Reality Ruins Dreams Of Easy Living


June 24, 1991|By ALICE STEINBACH

It was unexpected, the mind-boggling discovery that suddenly I was rich. And what's more, that I had been rich for over a year -- without even knowing it!

Of course, if I were in the habit of balancing my checkbook more often I would have known sooner of the sudden jump in my personal fortune.

Anyway, what happened was that last week while going through my checks I came across one that caused a light bulb to go off over my head. Metaphorically speaking.

There it was -- Check No. 2243 -- the last payment on my last son's college education. I quickly calculated in my head that, with no more college tuition payments, over the next four years I would be richer by a windfall of almost $75,000! And that doesn't include dividends, interest and a possible investment in some fantastically successful, breakthrough pharmaceutical company -- one which will invent, say, a cure for baldness -- whose stock will then zoom up to give me a 500 percent return on my investment!

My thoughts began racing. I felt dizzy with the potential of this windfall. Now I could do all the things I always said I'd do if only I could afford to do them. Things that would expand my horizons and enrich my personal growth. Things like:

* Learning a foreign language. Or, better yet, taking one of those courses in accents that teaches you how to speak English in the accent of your choice. Based on the premise that people who speak English with, say, a French accent are more interesting than those who don't, such a course offers the possibility, it seems to me, of opening up many new friendships with strangers on trains and domestic flights.

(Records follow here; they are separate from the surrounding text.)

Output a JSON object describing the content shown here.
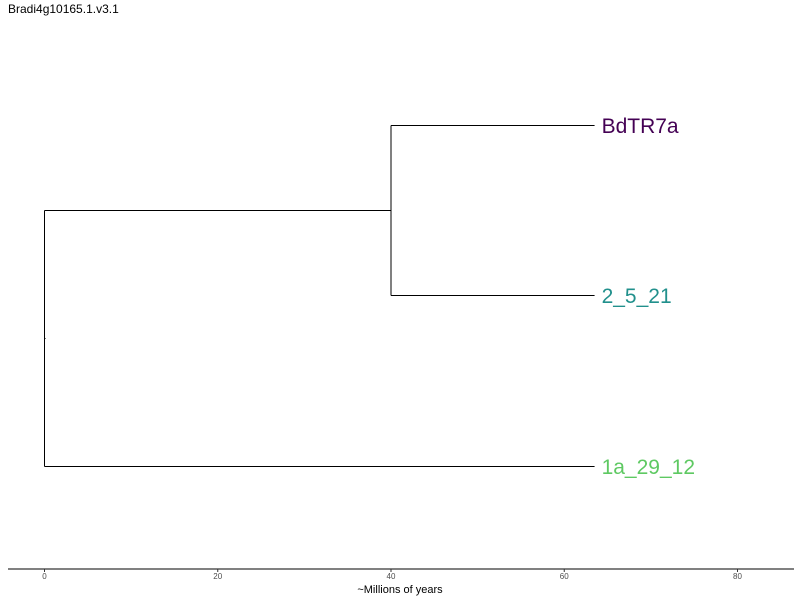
{
  "title": "Bradi4g10165.1.v3.1",
  "chart_data": {
    "type": "dendrogram",
    "xlabel": "~Millions of years",
    "xlim": [
      0,
      80
    ],
    "ticks": [
      0,
      20,
      40,
      60,
      80
    ],
    "tips": [
      {
        "label": "BdTR7a",
        "color": "#440154"
      },
      {
        "label": "2_5_21",
        "color": "#21908c"
      },
      {
        "label": "1a_29_12",
        "color": "#5ec962"
      }
    ],
    "nodes": [
      {
        "name": "root",
        "age": 0,
        "children": [
          "inner",
          "1a_29_12"
        ]
      },
      {
        "name": "inner",
        "age": 40,
        "children": [
          "BdTR7a",
          "2_5_21"
        ]
      }
    ],
    "tip_age": 63.5
  }
}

* Taking a really super vacation -- such as chartering a private yacht and cruising the Greek Islands for a year. Or maybe taking a leave of absence from my job to find out where the gym teacher who wasn't nice to me in the seventh grade is living and then going to her house and confronting her with my side of the story.

* Going to a beauty spa for a six-month make over, so I can finally understand what it's like to be one of those Women-Who-Are-Too-Attractive-For-Their-Own-Good types who are always being written about in self-help books and articles.

The list making went on for several days. And I became bolder in my spending habits -- doing things like paying $10 more than the monthly minimum-required amount on my credit cards and buying brand-name pantyhose.

A woman with a nest egg of a couple hundred thousand dollars, I told myself, could afford to cut herself some slack. Budget-wise, that is.

The next thing you know I was at the Pampered Pet Shop buying catnip toys to replace Max and Fluffy's usual playthings: tin foil balls which I crumple up to sort of resemble silver mice.

Life, as the French -- or someone affecting a French accent -- would say, was tres jolie.

But life, as the great psychoanalyst Karen Horney would say, still remains one of humankind's most effective therapists, setting us straight when we stray too far off-course.

And so it was that my new and improved financial lifestyle took a sudden nose-dive last week. What happened was I picked up one of those magazines devoted to money and how to get more of it and there it was: an article on retirement. It said that I would need to put aside a minimum of ONE MILLION DOLLARS ($1,000,000!) if I wanted to keep up my current standard of living when I retired.

Which shocked me since my current standard of living leaves a lot of room for improvement. But given the fact that the future is one of those invisible realities in which people believe -- including yours truly -- I knew what I had to do: sit down and start planning for my retirement.

Any way you look at it, it's not going to be easy. I guess it means I'm definitely going to have to return the cat toys and pray they don't notice the tiny teeth marks. And I guess the seventh-grade gym teacher will just have to go to her grave without knowing that it was Lois Marsh who cut the climbing ropes, not me.

Which reminds me: Lois Marsh still owes me $2.25 from the day I lent her lunch money.

So that's it. A dollar here, a dollar there and pretty soon -- Voila! -- we're talking retirement condo in Boise, Idaho.